Farmers face a myriad of challenges, and tackling them tests their improvisational skills. Yet they usually triumph. Martin refers to this resilience as being able “to fix the tractor.”
But until six weeks ago, neither he nor any of his local peers had experience with the runaway vehicle known as COVID-19. The novel coronavirus has forced the closure or partial closure of thousands of Pennsylvania businesses not considered “life-sustaining.” Schools and hotels have been shuttered, and the operations of numerous restaurants have been limited to takeout and delivery orders, a fraction of their usual business.
The pandemic has had a significant impact on Martin and his business, Elysian Fields Farm, which processes and distributes purebred lamb products to high-end restaurants around the country and specialty food retailers in the Pittsburgh region. The Duquesne Club, a private club in downtown Pittsburgh, has been one of its top clients since 1992.
Elysian Fields is a 250-acre spread in Greene County, in Morgan and Washington townships outside of Ruff Creek. The business is incorporated as Elysian Fields LLC, for which Martin has served in a supervisory capacity for 31 years.
Closures, he said, meant “essentially that our revenues dropped 90% overnight. Dozens and dozens and dozens of restaurants around here closed, literally overnight.”
The farm had to lay off 10 of 32 employees, but for now Martin is paying the rest of the staff out of his pocket. He and partner Thomas Keller have applied for loans and other support, “but that is slow in coming,” Martin said recently.
They do have a revenue stream, however, and it is promising. Elysian Fields and two other farms have partnered to provide a weekly, online Small Farms Provision Pack, featuring lamb products and recipes from Keller and four other chefs.

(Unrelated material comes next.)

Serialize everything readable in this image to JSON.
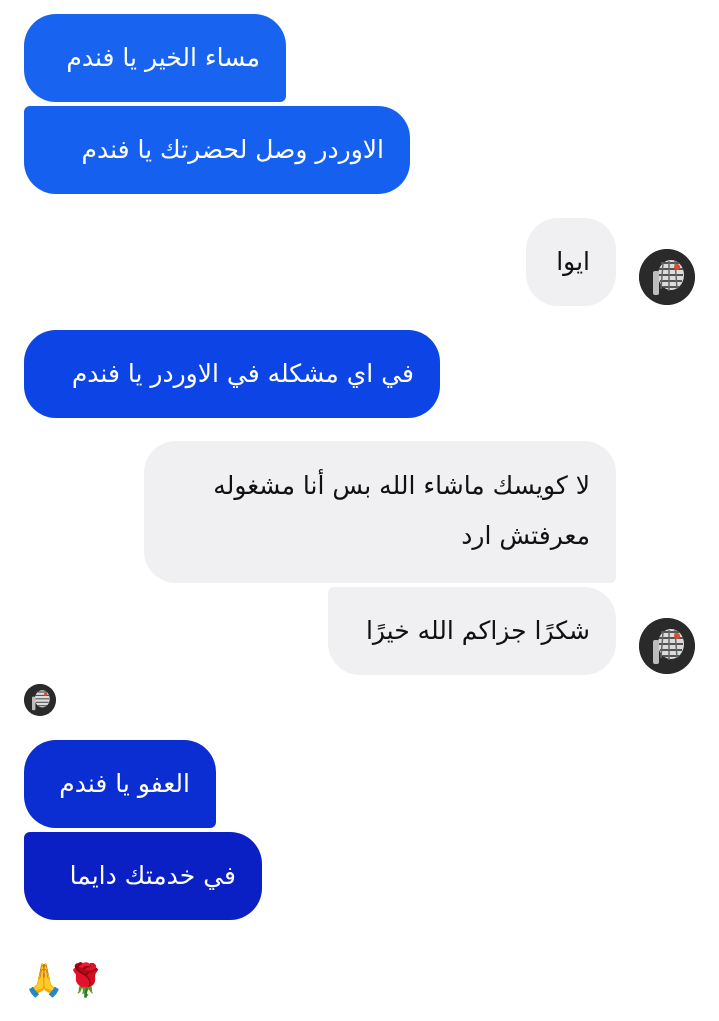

The packs can be delivered to consumers’ homes, with a percentage of the purchases supporting furloughed restaurant employees. Martin and Keller are in the third week of this endeavor.

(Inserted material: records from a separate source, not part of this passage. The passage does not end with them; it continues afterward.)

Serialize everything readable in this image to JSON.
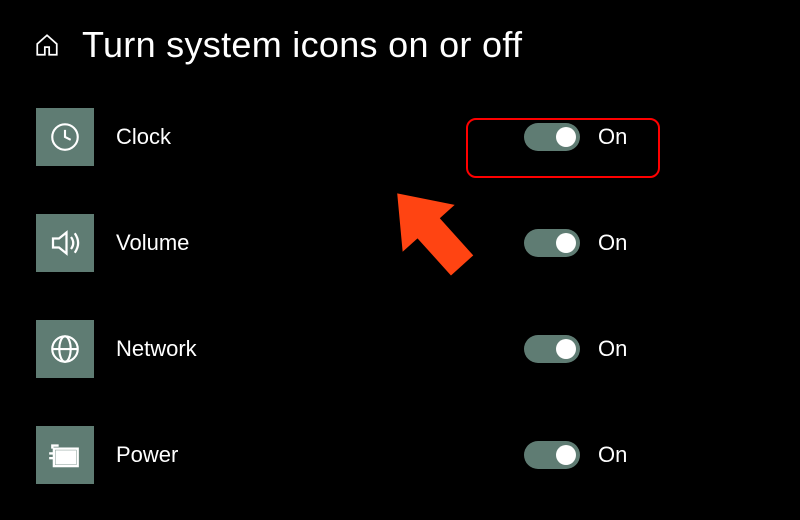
{
  "header": {
    "title": "Turn system icons on or off"
  },
  "items": [
    {
      "name": "clock",
      "label": "Clock",
      "icon": "clock-icon",
      "toggle_state": "on",
      "toggle_label": "On",
      "highlighted": true
    },
    {
      "name": "volume",
      "label": "Volume",
      "icon": "speaker-icon",
      "toggle_state": "on",
      "toggle_label": "On",
      "highlighted": false
    },
    {
      "name": "network",
      "label": "Network",
      "icon": "globe-icon",
      "toggle_state": "on",
      "toggle_label": "On",
      "highlighted": false
    },
    {
      "name": "power",
      "label": "Power",
      "icon": "power-icon",
      "toggle_state": "on",
      "toggle_label": "On",
      "highlighted": false
    }
  ],
  "annotations": {
    "arrow": "pointing to first toggle",
    "highlight": "red box around clock toggle"
  }
}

“Everyone, as far as I’m concerned, is a partner of ours that we will engage,” Martin said.
The Provision Packs are an offshoot of the tractor analogy, he said. “We create solutions. Ninety percent of my business was immediately terminated, so we created solutions.”

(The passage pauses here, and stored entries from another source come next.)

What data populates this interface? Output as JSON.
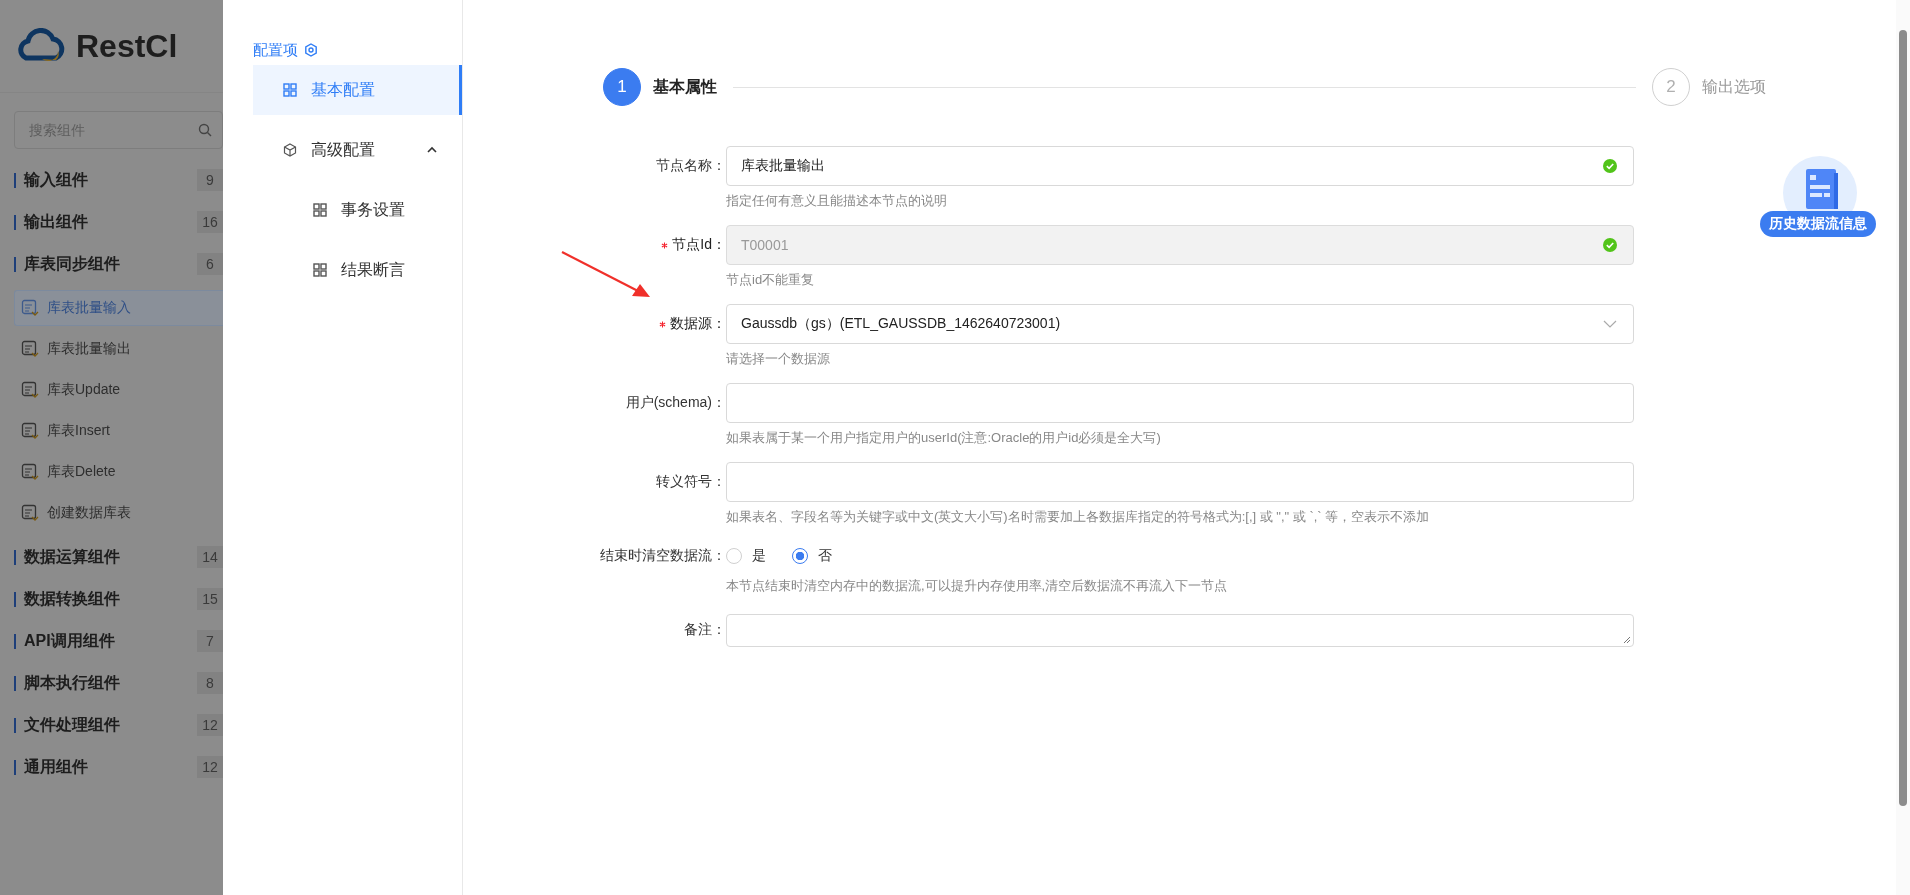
{
  "sidebar": {
    "logo_text": "RestCl",
    "search": {
      "placeholder": "搜索组件"
    },
    "groups": [
      {
        "label": "输入组件",
        "count": "9"
      },
      {
        "label": "输出组件",
        "count": "16"
      },
      {
        "label": "库表同步组件",
        "count": "6",
        "children": [
          {
            "label": "库表批量输入",
            "selected": true
          },
          {
            "label": "库表批量输出",
            "selected": false
          },
          {
            "label": "库表Update",
            "selected": false
          },
          {
            "label": "库表Insert",
            "selected": false
          },
          {
            "label": "库表Delete",
            "selected": false
          },
          {
            "label": "创建数据库表",
            "selected": false
          }
        ]
      },
      {
        "label": "数据运算组件",
        "count": "14"
      },
      {
        "label": "数据转换组件",
        "count": "15"
      },
      {
        "label": "API调用组件",
        "count": "7"
      },
      {
        "label": "脚本执行组件",
        "count": "8"
      },
      {
        "label": "文件处理组件",
        "count": "12"
      },
      {
        "label": "通用组件",
        "count": "12"
      }
    ]
  },
  "config_nav": {
    "title": "配置项",
    "items": [
      {
        "label": "基本配置",
        "selected": true
      },
      {
        "label": "高级配置",
        "selected": false,
        "expanded": true,
        "children": [
          {
            "label": "事务设置",
            "selected": false
          },
          {
            "label": "结果断言",
            "selected": false
          }
        ]
      }
    ]
  },
  "steps": [
    {
      "number": "1",
      "label": "基本属性",
      "active": true
    },
    {
      "number": "2",
      "label": "输出选项",
      "active": false
    }
  ],
  "form": [
    {
      "kind": "text",
      "label": "节点名称：",
      "required": false,
      "value": "库表批量输出",
      "disabled": false,
      "valid": true,
      "hint": "指定任何有意义且能描述本节点的说明"
    },
    {
      "kind": "text",
      "label": "节点Id：",
      "required": true,
      "value": "T00001",
      "disabled": true,
      "valid": true,
      "hint": "节点id不能重复"
    },
    {
      "kind": "select",
      "label": "数据源：",
      "required": true,
      "value": "Gaussdb（gs）(ETL_GAUSSDB_1462640723001)",
      "disabled": false,
      "valid": false,
      "hint": "请选择一个数据源"
    },
    {
      "kind": "text",
      "label": "用户(schema)：",
      "required": false,
      "disabled": false,
      "valid": false,
      "hint": "如果表属于某一个用户指定用户的userId(注意:Oracle的用户id必须是全大写)"
    },
    {
      "kind": "text",
      "label": "转义符号：",
      "required": false,
      "disabled": false,
      "valid": false,
      "hint": "如果表名、字段名等为关键字或中文(英文大小写)名时需要加上各数据库指定的符号格式为:[,] 或 \",\" 或 `,` 等，空表示不添加"
    },
    {
      "kind": "radio",
      "label": "结束时清空数据流：",
      "required": false,
      "options": [
        {
          "label": "是",
          "selected": false
        },
        {
          "label": "否",
          "selected": true
        }
      ],
      "hint": "本节点结束时清空内存中的数据流,可以提升内存使用率,清空后数据流不再流入下一节点"
    },
    {
      "kind": "textarea",
      "label": "备注：",
      "required": false
    }
  ],
  "history_badge": {
    "label": "历史数据流信息"
  }
}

There was a time, back in the 1980s, when he was creating financial solutions. Martin was a broker for seven years with Parker/Hunter, an established investment firm in the Pittsburgh area. He left as an assistant vice president in 1989, to return to Greene County and become involved with Elysian Fields.
He and Keller are co-owners of Elysian Farms LLC, which also has offices at Bailey Center in Southpointe. Ray Stockdale, of Ruff Creek, is the controller.
Martin, like the rest of the humanity, is astounded by the pandemic, seemingly a once-in-a-century occurrence similar to the global flu outbreak of 1918. “This is extremely frustrating for us because there is no solution. This is not a tractor in need of an overhaul.”
Yet Keith Martin pledges that at some point, he and Thomas Keller will be back in the driver’s seat at Elysian Farms.”
“There is no answer to this (outbreak), but we will be there this fall. We will survive this.”